O imunologista Miguel Prudêncio, do Instituto de Medicina Molecular (IMM) João Lobo Antunes, defende que, mesmo quando há margem para a opinião, esta deve ser contextualizada e suportada por dados e o raciocínio por detrás dessa opinião partilhado.

O abuso de “etiquetas” como imunidade de grupo ou endemia, “definições que nem sempre são estanques”, podem gerar “mais confusão, ansiedade nas pessoas”, adverte.

Para a geneticista Luísa Pereira, do i3S, a própria “dinâmica da pandemia”, feita de incertezas, presta-se a “muitas dessas confusões”.

“A evolução é muito grande, está-se sempre a redesenhar o cenário, isto é difícil para o público em geral perceber”, admitiu.

O SARS-CoV-2, o coronavírus que provoca a doença respiratória covid-19, foi mudando e, com isso, o conhecimento foi-se cimentando. As dúvidas e contradições, geralmente contidas no debate entre pares, foram postas a descoberto na praça pública.

“A ciência é a contradição até haver um consenso, isso é normal, os cientistas estão habituados a isso. A verdade por vezes não se conhece, vai-se conhecendo, o público é que não está habituado a isso. As pessoas querem certezas, as certezas não existem em curtos períodos, o processo científico é lento”, esclareceu Cláudio Soares, do ITQB.

Miguel Prudêncio, que nos media se tornou um dos rostos do IMM para a questão das vacinas, recorda que “muitas vezes” os cientistas foram acusados de “mudar de opinião” ao longo da pandemia da covid-19. Injustamente, a seu ver.

“É preciso que as pessoas percebam que é assim que a ciência se constrói”, assinalou, enfatizando que “o conhecimento que se acumula é que vai ditando a verdade do momento”, com as “teorias e explicações” a serem ajustadas em “função dos dados existentes”.

O imunologista, com trabalho feito sobre vacinas contra a malária, já antes da pandemia saía do laboratório para as escolas, onde, com gosto, explicava às crianças o que fazia.

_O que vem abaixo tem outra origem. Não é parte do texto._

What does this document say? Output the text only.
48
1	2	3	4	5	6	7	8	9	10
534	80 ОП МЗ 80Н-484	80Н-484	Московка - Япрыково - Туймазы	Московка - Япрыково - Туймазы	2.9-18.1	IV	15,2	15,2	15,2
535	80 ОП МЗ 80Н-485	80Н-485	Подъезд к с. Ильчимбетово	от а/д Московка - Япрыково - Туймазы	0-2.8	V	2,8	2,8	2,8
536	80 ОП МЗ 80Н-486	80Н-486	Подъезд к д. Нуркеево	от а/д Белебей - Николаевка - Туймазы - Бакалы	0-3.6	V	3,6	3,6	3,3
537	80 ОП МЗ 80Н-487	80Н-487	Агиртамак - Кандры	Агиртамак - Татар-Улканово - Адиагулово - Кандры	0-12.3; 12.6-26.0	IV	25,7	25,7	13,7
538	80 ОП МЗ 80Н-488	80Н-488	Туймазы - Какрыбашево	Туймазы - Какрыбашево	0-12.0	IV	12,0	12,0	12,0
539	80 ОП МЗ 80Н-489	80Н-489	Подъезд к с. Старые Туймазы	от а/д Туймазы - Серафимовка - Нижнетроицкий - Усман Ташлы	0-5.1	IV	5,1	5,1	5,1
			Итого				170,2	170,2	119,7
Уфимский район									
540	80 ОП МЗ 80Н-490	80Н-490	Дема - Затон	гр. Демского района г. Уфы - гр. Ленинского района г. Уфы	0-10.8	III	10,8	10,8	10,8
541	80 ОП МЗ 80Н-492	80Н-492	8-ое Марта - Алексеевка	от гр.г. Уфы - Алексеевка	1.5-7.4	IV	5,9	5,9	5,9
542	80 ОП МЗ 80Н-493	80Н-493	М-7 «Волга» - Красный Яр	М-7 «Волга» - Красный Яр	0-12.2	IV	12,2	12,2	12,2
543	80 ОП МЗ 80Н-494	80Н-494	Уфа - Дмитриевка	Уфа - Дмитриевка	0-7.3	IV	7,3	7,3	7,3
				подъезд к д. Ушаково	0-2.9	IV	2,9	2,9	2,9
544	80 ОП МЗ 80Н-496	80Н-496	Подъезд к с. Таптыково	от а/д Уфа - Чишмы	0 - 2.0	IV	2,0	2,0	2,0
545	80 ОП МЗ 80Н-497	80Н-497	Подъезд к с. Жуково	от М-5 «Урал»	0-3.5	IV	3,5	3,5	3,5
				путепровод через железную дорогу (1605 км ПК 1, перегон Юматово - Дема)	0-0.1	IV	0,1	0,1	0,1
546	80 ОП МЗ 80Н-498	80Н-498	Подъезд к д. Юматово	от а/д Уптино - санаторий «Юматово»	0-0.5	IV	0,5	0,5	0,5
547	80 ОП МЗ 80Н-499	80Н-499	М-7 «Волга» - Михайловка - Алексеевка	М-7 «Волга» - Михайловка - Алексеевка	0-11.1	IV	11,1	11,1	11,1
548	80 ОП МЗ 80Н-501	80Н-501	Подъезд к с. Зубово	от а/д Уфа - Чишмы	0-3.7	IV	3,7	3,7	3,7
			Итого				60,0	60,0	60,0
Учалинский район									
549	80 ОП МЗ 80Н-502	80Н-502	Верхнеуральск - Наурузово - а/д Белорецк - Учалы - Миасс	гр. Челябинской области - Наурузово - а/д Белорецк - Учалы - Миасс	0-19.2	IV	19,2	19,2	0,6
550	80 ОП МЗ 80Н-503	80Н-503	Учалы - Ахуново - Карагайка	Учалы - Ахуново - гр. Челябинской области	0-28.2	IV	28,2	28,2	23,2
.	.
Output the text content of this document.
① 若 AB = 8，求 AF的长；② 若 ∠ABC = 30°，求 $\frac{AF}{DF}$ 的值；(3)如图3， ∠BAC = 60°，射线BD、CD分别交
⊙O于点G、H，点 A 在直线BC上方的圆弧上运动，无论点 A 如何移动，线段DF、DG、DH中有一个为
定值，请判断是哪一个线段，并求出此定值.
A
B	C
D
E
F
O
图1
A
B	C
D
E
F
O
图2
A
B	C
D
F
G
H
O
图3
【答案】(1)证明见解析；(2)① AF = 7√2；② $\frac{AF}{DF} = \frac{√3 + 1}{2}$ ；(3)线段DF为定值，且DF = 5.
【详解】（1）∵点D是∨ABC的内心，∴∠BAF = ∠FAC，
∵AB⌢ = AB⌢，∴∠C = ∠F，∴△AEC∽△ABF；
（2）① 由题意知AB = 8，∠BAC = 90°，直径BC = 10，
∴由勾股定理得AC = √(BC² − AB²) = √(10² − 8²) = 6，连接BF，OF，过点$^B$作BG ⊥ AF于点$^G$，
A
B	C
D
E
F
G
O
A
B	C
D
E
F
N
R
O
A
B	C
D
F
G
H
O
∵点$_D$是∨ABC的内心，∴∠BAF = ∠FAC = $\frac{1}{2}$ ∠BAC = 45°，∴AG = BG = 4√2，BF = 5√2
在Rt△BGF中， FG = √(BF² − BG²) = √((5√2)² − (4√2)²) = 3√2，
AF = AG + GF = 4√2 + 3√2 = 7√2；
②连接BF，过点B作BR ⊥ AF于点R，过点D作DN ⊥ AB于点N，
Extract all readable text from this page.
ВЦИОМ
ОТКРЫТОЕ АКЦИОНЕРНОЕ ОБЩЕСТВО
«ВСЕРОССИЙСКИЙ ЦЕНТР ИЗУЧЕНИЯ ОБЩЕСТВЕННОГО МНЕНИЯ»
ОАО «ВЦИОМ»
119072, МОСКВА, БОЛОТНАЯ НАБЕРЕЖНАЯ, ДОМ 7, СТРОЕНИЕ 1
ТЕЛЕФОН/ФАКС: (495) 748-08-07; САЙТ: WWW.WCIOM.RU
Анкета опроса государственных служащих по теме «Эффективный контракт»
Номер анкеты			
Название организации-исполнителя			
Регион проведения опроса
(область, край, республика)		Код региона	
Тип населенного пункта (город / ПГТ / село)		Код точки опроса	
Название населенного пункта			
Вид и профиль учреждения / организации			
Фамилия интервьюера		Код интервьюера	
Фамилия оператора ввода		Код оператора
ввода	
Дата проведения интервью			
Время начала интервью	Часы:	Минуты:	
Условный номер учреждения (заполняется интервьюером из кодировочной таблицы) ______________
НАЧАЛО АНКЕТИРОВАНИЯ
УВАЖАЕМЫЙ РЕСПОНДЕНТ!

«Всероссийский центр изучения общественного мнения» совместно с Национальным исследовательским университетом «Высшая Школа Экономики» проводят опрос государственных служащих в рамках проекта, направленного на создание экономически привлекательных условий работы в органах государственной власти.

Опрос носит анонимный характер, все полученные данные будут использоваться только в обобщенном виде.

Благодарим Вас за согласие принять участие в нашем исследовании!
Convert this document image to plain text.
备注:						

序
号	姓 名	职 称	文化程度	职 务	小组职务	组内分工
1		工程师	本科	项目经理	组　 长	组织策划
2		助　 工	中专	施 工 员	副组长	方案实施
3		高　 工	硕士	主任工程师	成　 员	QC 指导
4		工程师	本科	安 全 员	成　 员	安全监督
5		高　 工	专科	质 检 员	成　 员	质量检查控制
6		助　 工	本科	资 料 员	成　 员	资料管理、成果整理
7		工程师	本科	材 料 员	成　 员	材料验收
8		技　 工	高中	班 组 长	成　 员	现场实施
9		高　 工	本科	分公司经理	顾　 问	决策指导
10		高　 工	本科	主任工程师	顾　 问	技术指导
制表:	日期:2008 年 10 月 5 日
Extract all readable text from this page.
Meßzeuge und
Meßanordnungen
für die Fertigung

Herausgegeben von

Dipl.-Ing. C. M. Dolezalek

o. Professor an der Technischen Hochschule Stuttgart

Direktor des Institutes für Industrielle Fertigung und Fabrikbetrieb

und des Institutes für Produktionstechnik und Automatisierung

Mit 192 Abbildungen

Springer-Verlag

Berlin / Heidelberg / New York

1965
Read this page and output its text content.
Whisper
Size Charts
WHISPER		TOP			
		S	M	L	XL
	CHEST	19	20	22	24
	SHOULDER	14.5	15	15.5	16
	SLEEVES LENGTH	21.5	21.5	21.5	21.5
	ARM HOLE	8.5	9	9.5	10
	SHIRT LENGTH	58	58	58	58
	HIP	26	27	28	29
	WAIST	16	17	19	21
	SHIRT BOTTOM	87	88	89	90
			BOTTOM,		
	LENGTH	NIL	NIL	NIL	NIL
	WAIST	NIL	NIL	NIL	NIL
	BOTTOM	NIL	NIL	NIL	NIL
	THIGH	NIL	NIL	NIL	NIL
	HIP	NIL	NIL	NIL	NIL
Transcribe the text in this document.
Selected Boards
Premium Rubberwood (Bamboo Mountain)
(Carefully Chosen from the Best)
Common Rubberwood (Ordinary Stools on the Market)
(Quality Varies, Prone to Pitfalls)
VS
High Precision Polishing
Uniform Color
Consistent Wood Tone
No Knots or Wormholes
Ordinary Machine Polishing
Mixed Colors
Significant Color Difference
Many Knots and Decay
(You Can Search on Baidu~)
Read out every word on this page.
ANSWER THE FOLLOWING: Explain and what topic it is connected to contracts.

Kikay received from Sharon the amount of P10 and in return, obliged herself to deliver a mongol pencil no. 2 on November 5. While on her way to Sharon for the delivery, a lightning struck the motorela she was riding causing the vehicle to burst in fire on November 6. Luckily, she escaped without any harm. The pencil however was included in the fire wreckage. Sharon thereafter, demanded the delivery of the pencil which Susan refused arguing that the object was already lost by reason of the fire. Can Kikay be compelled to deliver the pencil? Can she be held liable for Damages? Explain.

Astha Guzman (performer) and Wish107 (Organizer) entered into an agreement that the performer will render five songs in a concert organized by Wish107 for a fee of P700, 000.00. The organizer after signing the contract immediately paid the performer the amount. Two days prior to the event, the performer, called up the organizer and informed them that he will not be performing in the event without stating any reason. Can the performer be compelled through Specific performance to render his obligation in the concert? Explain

A pandemia de covid-19 trouxe-lhe, no entanto, uma exposição pública a que “não estava habituado” e que teve “as suas consequências”: além de mensagens de agradecimento e elogio, recebeu também insultos.

“Felizmente, recebi muito mais mensagens de pessoas que não conheço a agradecerem ter sido claro, ter dado uma informação que as pessoas compreenderam, do que a insultarem”, contou.

Miguel Prudêncio dará a sua missão por cumprida se, de todas as vezes em que apareceu nos ecrãs da televisão, uma pessoa renitente à vacinação decidiu vacinar-se depois de o ouvir.

“Não se trata de convencer as pessoas a fazerem uma coisa que não querem, trata-se de informar as pessoas para que tomem uma decisão baseada em factos em vez de mentiras e desinformação”, justificou, realçando ser essa a “obrigação de quem tem os conhecimentos para o fazer”.